Prison
de Nivelles, le 1er avril
2007
Messieurs
les juges,
Rassurez-vous, je vous épargnerai
cette fois de mes arguties concernant
les circonstances de mes actes et paroles
qui m’ont valu cinq ans de prison
ferme. Vous savez comme moi que dans
ce procès, la souris a accouché d’une
montagne et ce, à cause de l’imagination
débordante de magistrats idéologiquement
marqués qui n’ont d’ailleurs
pas manqué de nous donner des
leçons de “politiquement
correct” tout au long de leur
jugement.
Vous savez aussi
que l’issue
de ce procès a été décidée
lors de rencontres diplomatiques entre
Bruxelles et Ankara et que par exemple,
le succès fulgurant de la banque
Fortis en Turquie n’y est pas étranger.
C’est pourquoi, par respect pour
votre rang et pour votre intelligence,
je m’abstiendrai aussi de vous
exposer les enjeux politico-financiers
de ce procès et pour ce qui
est des arguments juridiques je fais
bien entendu pleinement confiance en
mon avocat.
Je souhaiterais néanmoins attirer
votre attention sur la requalification
par les juges en appel de mon prétendu
rôle au sein de l’organisation
DHKP-C, une requalification subjective
et infondée qui a alourdi ma
condamnation d’une année
faisant passer celle-ci de quatre à cinq
ans de prison. Je crois en effet messieurs
les juges qu’il ne faut pas être
très perspicace pour réaliser
que je n’ai pas la trempe d’un
dirigeant et encore moins celle de
leader d’une organisation telle
que le DHKP-C. Car cela sous-entendrait
que je supervise personnellement les
activités de milliers de militants
actifs dans les quatre coins de la
Turquie, que je gère des dizaines
voire des centaines de combattants.
Excusez-moi messieurs
les juges mais je n’en ai ni l’ambition,
ni la prétention, ni l’aptitude,
ni le courage requis.
Pour voir en moi
un dirigeant, il faut soit souffrir
d’un trouble
psychiatrique grave comme la paranoїa,
soit avoir le Q.I. d’un colibri,
soit être diaboliquement malintentionné.
Par ailleurs, messieurs le juges, pour
la énième fois je le
dis et répète :
je ne suis le membre d’aucun
parti ni d’aucun mouvement ni
clandestin ni même légal.
Je ne suis qu’un simple soldat
sans chef, sans armée et sans
fusil, un soldat guidé par son
cœur et sa conscience. Je ne suis que
le serviteur d’une cause que
je trouve juste parmi d’autres
et que je me suis toujours refusé à imposer à quiconque.

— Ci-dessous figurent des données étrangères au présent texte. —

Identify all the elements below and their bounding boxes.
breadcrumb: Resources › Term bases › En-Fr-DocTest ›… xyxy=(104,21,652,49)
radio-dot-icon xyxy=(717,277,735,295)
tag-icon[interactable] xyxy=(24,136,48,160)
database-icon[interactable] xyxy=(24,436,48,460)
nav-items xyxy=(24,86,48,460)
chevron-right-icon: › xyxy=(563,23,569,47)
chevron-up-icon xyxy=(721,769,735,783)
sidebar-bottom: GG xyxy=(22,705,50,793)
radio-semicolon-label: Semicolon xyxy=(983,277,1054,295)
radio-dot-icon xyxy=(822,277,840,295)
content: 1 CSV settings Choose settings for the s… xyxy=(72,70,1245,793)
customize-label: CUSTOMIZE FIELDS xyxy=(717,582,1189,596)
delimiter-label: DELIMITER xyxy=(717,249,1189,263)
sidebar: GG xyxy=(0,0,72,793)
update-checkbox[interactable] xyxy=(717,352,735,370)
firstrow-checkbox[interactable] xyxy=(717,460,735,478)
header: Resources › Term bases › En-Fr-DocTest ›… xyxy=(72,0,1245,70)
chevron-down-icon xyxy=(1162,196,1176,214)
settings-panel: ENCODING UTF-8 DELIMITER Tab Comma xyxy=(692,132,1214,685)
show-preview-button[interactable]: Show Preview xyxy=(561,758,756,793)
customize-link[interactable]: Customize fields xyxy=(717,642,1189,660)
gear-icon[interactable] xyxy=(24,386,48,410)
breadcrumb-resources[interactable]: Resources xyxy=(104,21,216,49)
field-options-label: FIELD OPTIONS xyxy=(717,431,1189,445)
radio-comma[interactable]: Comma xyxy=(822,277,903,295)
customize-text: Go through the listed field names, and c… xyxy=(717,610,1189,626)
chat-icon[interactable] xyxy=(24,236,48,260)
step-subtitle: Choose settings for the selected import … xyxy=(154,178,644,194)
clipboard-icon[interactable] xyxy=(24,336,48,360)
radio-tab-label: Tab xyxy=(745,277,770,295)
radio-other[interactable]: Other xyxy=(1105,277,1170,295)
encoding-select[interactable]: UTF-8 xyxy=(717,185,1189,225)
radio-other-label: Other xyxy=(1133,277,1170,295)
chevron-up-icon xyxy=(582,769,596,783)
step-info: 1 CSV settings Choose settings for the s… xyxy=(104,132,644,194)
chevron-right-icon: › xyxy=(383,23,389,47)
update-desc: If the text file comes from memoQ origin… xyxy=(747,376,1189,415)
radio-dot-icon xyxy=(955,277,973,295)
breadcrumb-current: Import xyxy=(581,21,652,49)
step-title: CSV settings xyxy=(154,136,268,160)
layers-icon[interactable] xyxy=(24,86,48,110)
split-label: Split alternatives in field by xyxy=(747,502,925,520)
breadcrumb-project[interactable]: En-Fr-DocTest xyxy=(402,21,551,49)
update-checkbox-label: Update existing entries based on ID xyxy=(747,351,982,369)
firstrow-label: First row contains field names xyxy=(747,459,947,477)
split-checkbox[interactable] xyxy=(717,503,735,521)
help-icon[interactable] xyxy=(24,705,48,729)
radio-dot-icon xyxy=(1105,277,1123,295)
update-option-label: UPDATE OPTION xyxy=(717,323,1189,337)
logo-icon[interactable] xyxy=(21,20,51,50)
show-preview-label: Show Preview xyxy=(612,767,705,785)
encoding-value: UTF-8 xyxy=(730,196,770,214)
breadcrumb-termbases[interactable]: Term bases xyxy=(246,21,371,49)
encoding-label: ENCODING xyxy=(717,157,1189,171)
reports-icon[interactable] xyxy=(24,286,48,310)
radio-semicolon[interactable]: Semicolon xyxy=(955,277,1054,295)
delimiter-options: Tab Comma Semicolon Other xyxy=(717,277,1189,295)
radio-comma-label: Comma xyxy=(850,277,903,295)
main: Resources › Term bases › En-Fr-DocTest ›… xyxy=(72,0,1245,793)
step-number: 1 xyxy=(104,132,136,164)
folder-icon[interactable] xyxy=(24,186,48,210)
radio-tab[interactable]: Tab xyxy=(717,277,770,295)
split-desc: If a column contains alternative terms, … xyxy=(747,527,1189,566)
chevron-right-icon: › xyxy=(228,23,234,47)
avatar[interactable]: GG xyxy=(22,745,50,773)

Non, messieurs les juges, je ne suis
ni un monstre, ni un innocent. Je ne
suis ni un crypto-terroriste ni un
homme naїf. Je suis un militant
antifasciste des plus ordinaires avec
ses convictions et ses doutes.
Je sympathise avec
le résistance
des peuples contre le tyrannie et l’oppression,
notamment avec la lutte sociale en
Turquie et j’ai mes raisons :
quinze de mes amis ont été assassinés
par la police, l’armée,
les escadrons de la mort, les “Loups
Gris” ou par l’instransigeance
et la cruauté des gouvernements
qui se sont succédés
ces dix dernières années.
La plupart d’entre eux avaient
moins de 25 ans.
C’étaient des êtres
bardés de courage, de tendresse,
de générosité,
d’humour, de sagesse, de sincérité et
de candeur. Des êtres exceptionnels,
presqu’irréels, rappelant
les héros des contes et légendes
et des livres saints.
Ils rêvaient d’une Turquie
nouvelle, libre, prospère et
respectueuse de ses ouvriers, de ses
agriculteurs, de ses artisans, de ses
retraités, des ses étudiants,
de ses intellectuels, de ses minorités,
de ses cultures et de son environnement.
C’est ce rêve que je partage
et que je poursuivrai en leur nom et
au nom de tous nos fusillés
et ce, quelle que soit l’issue
de ce procès absurde.
Sans vouloir vous
offenser messieurs les juges, je
tiens à vous faire
savoir qu’elle n’est pas
encore née la justice qui m’imposera
ce que je dois penser, dire et écrire
ou qui je dois aimer ou ne pas aimer.
Veuillez agréer,
messieurs les
juges, mes salutations les plus respectueuses.